Kaiseraugst

Der Samichlaus wird mit der Fähre von ennet dem Rhy abgeholt

Der Samichlaus und seine Schmutzli beschenken nach ihrer Fährefahrt über den Rhein in Kaiseraugst die wartenden Kinder. hcw

Der Samichlaus und seine Schmutzli beschenken nach ihrer Fährefahrt über den Rhein in Kaiseraugst die wartenden Kinder. hcw

Bevor die Rheinfähre eingewintert wird, holt sie Sankt Nikolaus und seine Schmutzli ab. Auf Schweizer Seite werden dann die Kinder beschenkt. So auch wieder am Dienstagabend.
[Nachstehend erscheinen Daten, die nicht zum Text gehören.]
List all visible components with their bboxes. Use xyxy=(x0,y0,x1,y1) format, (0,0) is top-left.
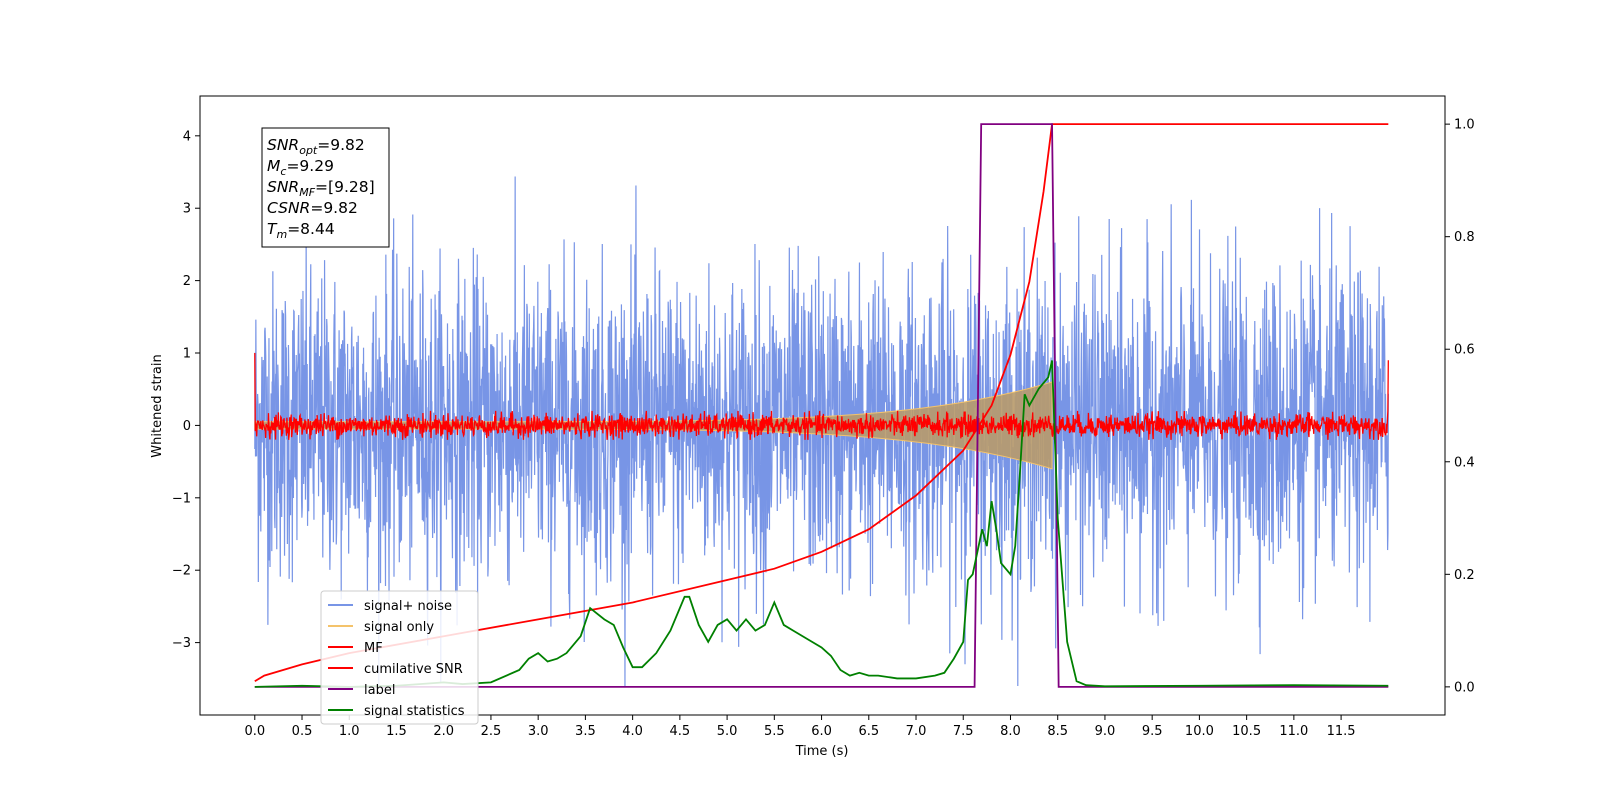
annotation-line: SNRopt=9.82 xyxy=(267,136,365,157)
series-signal-statistics xyxy=(254,360,1389,688)
y-left-tick-label: 1 xyxy=(183,347,191,362)
x-tick-label: 4.0 xyxy=(622,724,643,739)
y-right-tick-label: 0.0 xyxy=(1454,680,1475,695)
x-tick-label: 9.0 xyxy=(1095,724,1116,739)
annotation-line: CSNR=9.82 xyxy=(267,199,358,217)
x-tick-label: 2.0 xyxy=(433,724,454,739)
legend-entry: label xyxy=(364,683,395,698)
x-tick-label: 7.0 xyxy=(906,724,927,739)
legend-entry: cumilative SNR xyxy=(364,662,463,677)
x-axis: 0.0 0.5 1.0 1.5 2.0 2.5 3.0 3.5 4.0 4.5 5.0 5.5 6.0 6… xyxy=(244,715,1356,739)
series-signal-noise xyxy=(254,176,1389,687)
y-axis-left: −3 −2 −1 0 1 2 3 4 xyxy=(172,129,200,651)
x-tick-label: 5.5 xyxy=(764,724,785,739)
x-tick-label: 9.5 xyxy=(1142,724,1163,739)
x-tick-label: 1.5 xyxy=(386,724,407,739)
y-axis-right: 0.0 0.2 0.4 0.6 0.8 1.0 xyxy=(1445,118,1475,695)
legend-entry: signal only xyxy=(364,620,434,635)
y-right-tick-label: 0.8 xyxy=(1454,230,1475,245)
y-left-tick-label: −2 xyxy=(172,564,191,579)
series-layer xyxy=(254,123,1389,688)
y-left-tick-label: 4 xyxy=(183,129,191,144)
x-tick-label: 1.0 xyxy=(339,724,360,739)
x-tick-label: 4.5 xyxy=(670,724,691,739)
y-left-tick-label: −1 xyxy=(172,491,191,506)
x-tick-label: 6.0 xyxy=(811,724,832,739)
series-mf xyxy=(254,353,1389,440)
x-axis-label: Time (s) xyxy=(795,744,849,759)
x-tick-label: 10.0 xyxy=(1185,724,1214,739)
x-tick-label: 11.0 xyxy=(1279,724,1308,739)
annotation-line: Mc=9.29 xyxy=(267,157,334,178)
plot-frame xyxy=(199,95,1446,716)
x-tick-label: 7.5 xyxy=(953,724,974,739)
y-left-tick-label: 3 xyxy=(183,202,191,217)
legend-entry: MF xyxy=(364,641,383,656)
x-tick-label: 8.0 xyxy=(1000,724,1021,739)
legend-entry: signal+ noise xyxy=(364,599,452,614)
annotation-line: SNRMF=[9.28] xyxy=(267,178,375,199)
legend-entry: signal statistics xyxy=(364,704,465,719)
x-tick-label: 0.5 xyxy=(292,724,313,739)
x-tick-label: 8.5 xyxy=(1047,724,1068,739)
annotation-line: Tm=8.44 xyxy=(267,220,335,241)
y-left-tick-label: 2 xyxy=(183,274,191,289)
x-tick-label: 10.5 xyxy=(1232,724,1261,739)
y-right-tick-label: 0.2 xyxy=(1454,568,1475,583)
y-right-tick-label: 0.4 xyxy=(1454,455,1475,470)
x-tick-label: 3.0 xyxy=(528,724,549,739)
x-tick-label: 0.0 xyxy=(244,724,265,739)
y-left-tick-label: −3 xyxy=(172,636,191,651)
y-right-tick-label: 1.0 xyxy=(1454,118,1475,133)
x-tick-label: 2.5 xyxy=(481,724,502,739)
legend: signal+ noise signal only MF cumilative SNR… xyxy=(320,590,479,725)
y-axis-label: Whitened strain xyxy=(150,354,165,457)
x-tick-label: 6.5 xyxy=(858,724,879,739)
x-tick-label: 11.5 xyxy=(1327,724,1356,739)
x-tick-label: 3.5 xyxy=(575,724,596,739)
y-right-tick-label: 0.6 xyxy=(1454,343,1475,358)
y-left-tick-label: 0 xyxy=(183,419,191,434)
x-tick-label: 5.0 xyxy=(717,724,738,739)
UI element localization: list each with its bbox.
Weil der Samichlaus im Schwarzwald zu Hause ist, setzten er und seine Schmutzli mit der Rheinfähre von Badisch-Rheinfelden über. Am anderen Ufer, in Kaiseraugst, sahen die zahlreich erschienenen Kinder mit ihren Eltern die Laternen der Schmutzli schon von Weitem. An der Anlegestelle warteten sie schon sehnsüchtig auf die Ankunft der bärtigen Gesellen. Gemeinsam ging es dann durch die Gassen bis zur römisch-katholischen Kirchengemeinde «St. Gallus und Othmar». Dort, vor der Pforte, nahmen der Nikolaus und seine Schmutzli Aufstellung, um die Kinder mit je einem Päckchen Süssigkeiten zu belohnen. Es waren so viele gekommen, dass die Prozedur über eine Stunde dauerte.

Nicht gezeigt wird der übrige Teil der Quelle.